La storia della famiglia

Alessandra Berardi ricorda i momenti vissuti dalla sua famiglia in quella tragica circostanza, quando Cristina – era il 20 giugno 1987 – figlia di un imprenditore edile e presidente degli industriali, fu rapita mentre rientrava a Nuoro, dove viveva, da Tertenia, dove lavorava come insegnante. Fu liberata dopo un conflitto a fuoco nelle campagne di Talana, il 19 ottobre dello stesso anno. La sorella racconta i momenti del sequestro: “La voce strozzata di mia madre, al telefono, che diceva qualcosa di assurdo: ‘Hanno preso Cristina’. E io che non capivo, mi rifiutavo di capire. Stamattina, trent’anni esatti dal sequestro di nostra sorella Cristina, tenuta dai banditi per quattro mesi tra le forre dell’Ogliastra, liberata dall’eroica Squadra Catturandi della Polizia di Stato. Sequestro seguito da attentati e da altre disgrazie, paure e malattie per la mia famiglia, e ovviamente dai segni di quell’esperienza per Cristina”. “Dei colpevoli – rimarca Alessandra – solo il telefonista fu catturato e ha scontato la pena.
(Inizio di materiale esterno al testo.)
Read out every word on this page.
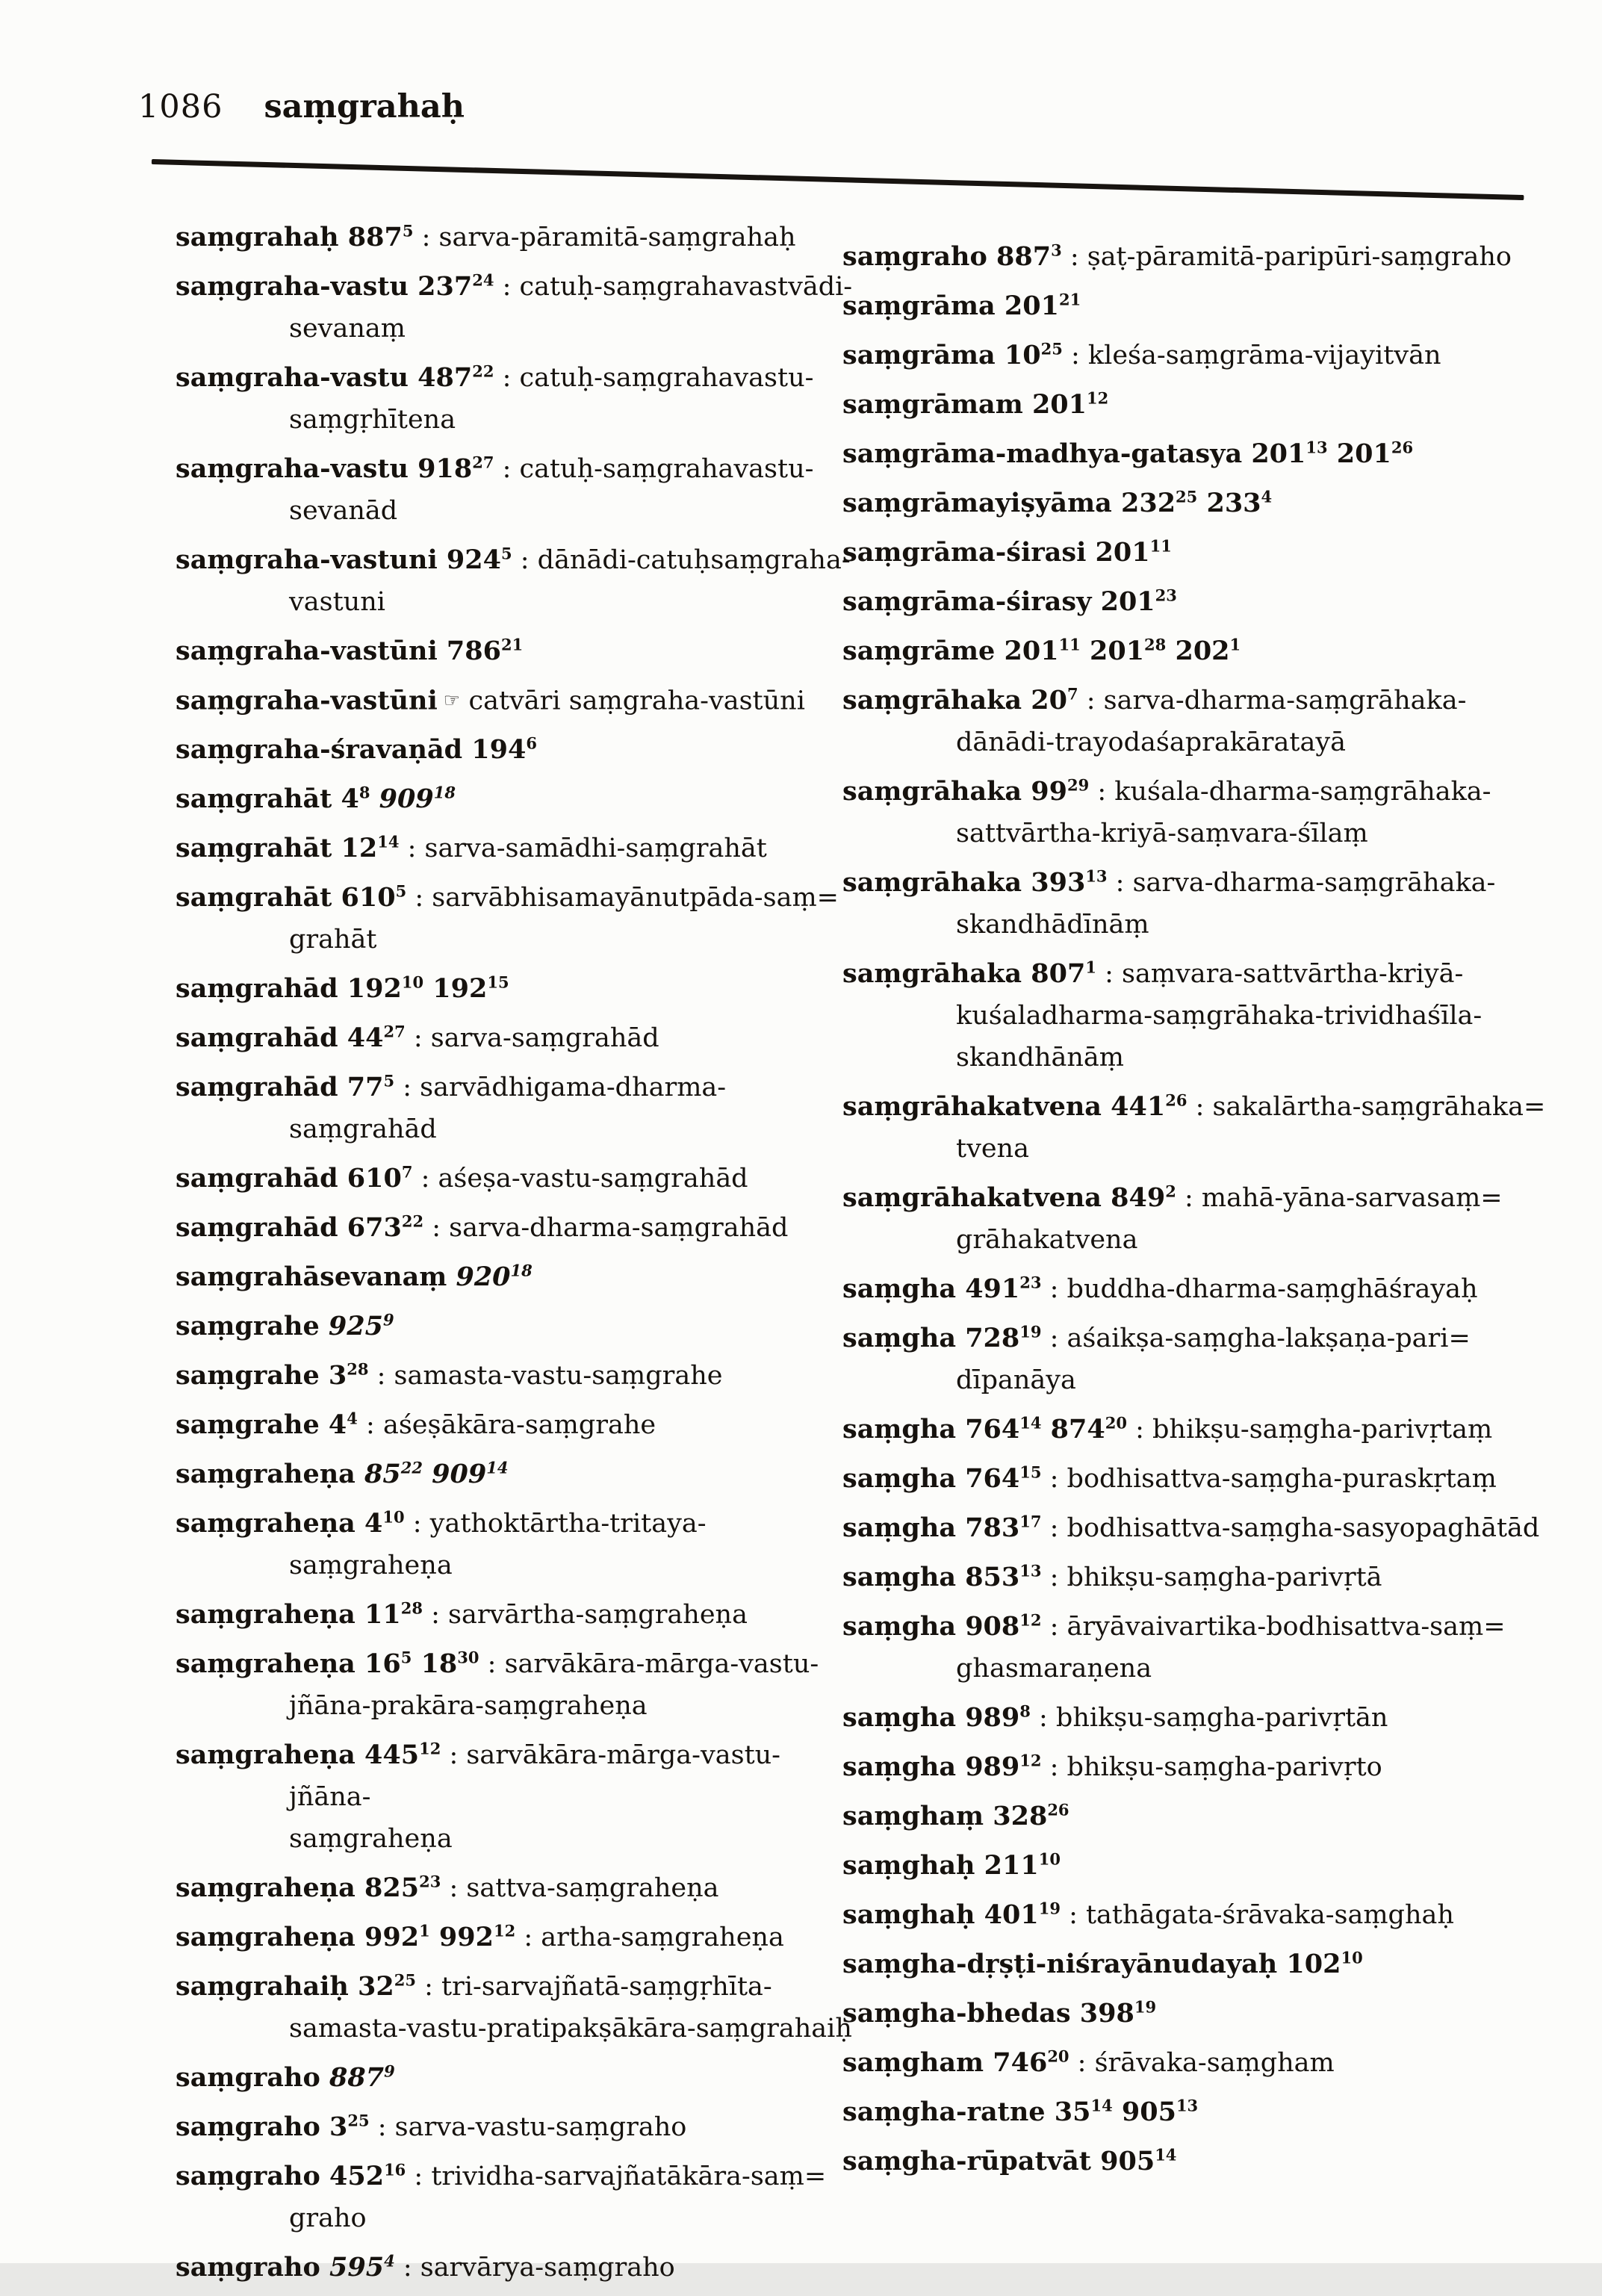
1086 saṃgrahaḥ
saṃgrahaḥ $887^5$ : sarva-pāramitā-saṃgrahaḥ
saṃgraha-vastu $237^{24}$ : catuḥ-saṃgrahavastvādi-
sevanaṃ
saṃgraha-vastu $487^{22}$ : catuḥ-saṃgrahavastu-
saṃgṛhītena
saṃgraha-vastu $918^{27}$ : catuḥ-saṃgrahavastu-
sevanād
saṃgraha-vastuni $924^5$ : dānādi-catuḥsaṃgraha-
vastuni
saṃgraha-vastūni $786^{21}$
saṃgraha-vastūni ☞ catvāri saṃgraha-vastūni
saṃgraha-śravaṇād $194^6$
saṃgrahāt $4^8$ $909^{18}$
saṃgrahāt $12^{14}$ : sarva-samādhi-saṃgrahāt
saṃgrahāt $610^5$ : sarvābhisamayānutpāda-saṃ=
grahāt
saṃgrahād $192^{10}$ $192^{15}$
saṃgrahād $44^{27}$ : sarva-saṃgrahād
saṃgrahād $77^5$ : sarvādhigama-dharma-saṃgrahād
saṃgrahād $610^7$ : aśeṣa-vastu-saṃgrahād
saṃgrahād $673^{22}$ : sarva-dharma-saṃgrahād
saṃgrahāsevanaṃ $920^{18}$
saṃgrahe $925^9$
saṃgrahe $3^{28}$ : samasta-vastu-saṃgrahe
saṃgrahe $4^4$ : aśeṣākāra-saṃgrahe
saṃgraheṇa $85^{22}$ $909^{14}$
saṃgraheṇa $4^{10}$ : yathoktārtha-tritaya-saṃgraheṇa
saṃgraheṇa $11^{28}$ : sarvārtha-saṃgraheṇa
saṃgraheṇa $16^5$ $18^{30}$ : sarvākāra-mārga-vastu-
jñāna-prakāra-saṃgraheṇa
saṃgraheṇa $445^{12}$ : sarvākāra-mārga-vastu-jñāna-
saṃgraheṇa
saṃgraheṇa $825^{23}$ : sattva-saṃgraheṇa
saṃgraheṇa $992^1$ $992^{12}$ : artha-saṃgraheṇa
saṃgrahaiḥ $32^{25}$ : tri-sarvajñatā-saṃgṛhīta-
samasta-vastu-pratipakṣākāra-saṃgrahaiḥ
saṃgraho $887^9$
saṃgraho $3^{25}$ : sarva-vastu-saṃgraho
saṃgraho $452^{16}$ : trividha-sarvajñatākāra-saṃ=
graho
saṃgraho $595^4$ : sarvārya-saṃgraho
saṃgraho $887^3$ : ṣaṭ-pāramitā-paripūri-saṃgraho
saṃgrāma $201^{21}$
saṃgrāma $10^{25}$ : kleśa-saṃgrāma-vijayitvān
saṃgrāmam $201^{12}$
saṃgrāma-madhya-gatasya $201^{13}$ $201^{26}$
saṃgrāmayiṣyāma $232^{25}$ $233^4$
saṃgrāma-śirasi $201^{11}$
saṃgrāma-śirasy $201^{23}$
saṃgrāme $201^{11}$ $201^{28}$ $202^1$
saṃgrāhaka $20^7$ : sarva-dharma-saṃgrāhaka-
dānādi-trayodaśaprakāratayā
saṃgrāhaka $99^{29}$ : kuśala-dharma-saṃgrāhaka-
sattvārtha-kriyā-saṃvara-śīlaṃ
saṃgrāhaka $393^{13}$ : sarva-dharma-saṃgrāhaka-
skandhādīnāṃ
saṃgrāhaka $807^1$ : saṃvara-sattvārtha-kriyā-
kuśaladharma-saṃgrāhaka-trividhaśīla-
skandhānāṃ
saṃgrāhakatvena $441^{26}$ : sakalārtha-saṃgrāhaka=
tvena
saṃgrāhakatvena $849^2$ : mahā-yāna-sarvasaṃ=
grāhakatvena
saṃgha $491^{23}$ : buddha-dharma-saṃghāśrayaḥ
saṃgha $728^{19}$ : aśaikṣa-saṃgha-lakṣaṇa-pari=
dīpanāya
saṃgha $764^{14}$ $874^{20}$ : bhikṣu-saṃgha-parivṛtaṃ
saṃgha $764^{15}$ : bodhisattva-saṃgha-puraskṛtaṃ
saṃgha $783^{17}$ : bodhisattva-saṃgha-sasyopaghātād
saṃgha $853^{13}$ : bhikṣu-saṃgha-parivṛtā
saṃgha $908^{12}$ : āryāvaivartika-bodhisattva-saṃ=
ghasmaraṇena
saṃgha $989^8$ : bhikṣu-saṃgha-parivṛtān
saṃgha $989^{12}$ : bhikṣu-saṃgha-parivṛto
saṃghaṃ $328^{26}$
saṃghaḥ $211^{10}$
saṃghaḥ $401^{19}$ : tathāgata-śrāvaka-saṃghaḥ
saṃgha-dṛṣṭi-niśrayānudayaḥ $102^{10}$
saṃgha-bhedas $398^{19}$
saṃgham $746^{20}$ : śrāvaka-saṃgham
saṃgha-ratne $35^{14}$ $905^{13}$
saṃgha-rūpatvāt $905^{14}$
Per il resto, fascicolo di indagine riaperto nel 1998, ricerche tardive, esame del Dna inattendibile per pronta distruzione della maggior parte dei reperti da parte di un giudice, cattiva conservazione dei reperti analizzati. L’ideatore e basista-colletto-bianco e i latitanti – sua manovalanza criminale – individuati, anche grazie alla perspicacia e alla tenacia di nostro padre: ma nulla di fatto a loro carico, per mancanza di prove, tanti anni dopo. Resta la felicità che lei sia tornata e che tante persone buone ci siano state vicine”.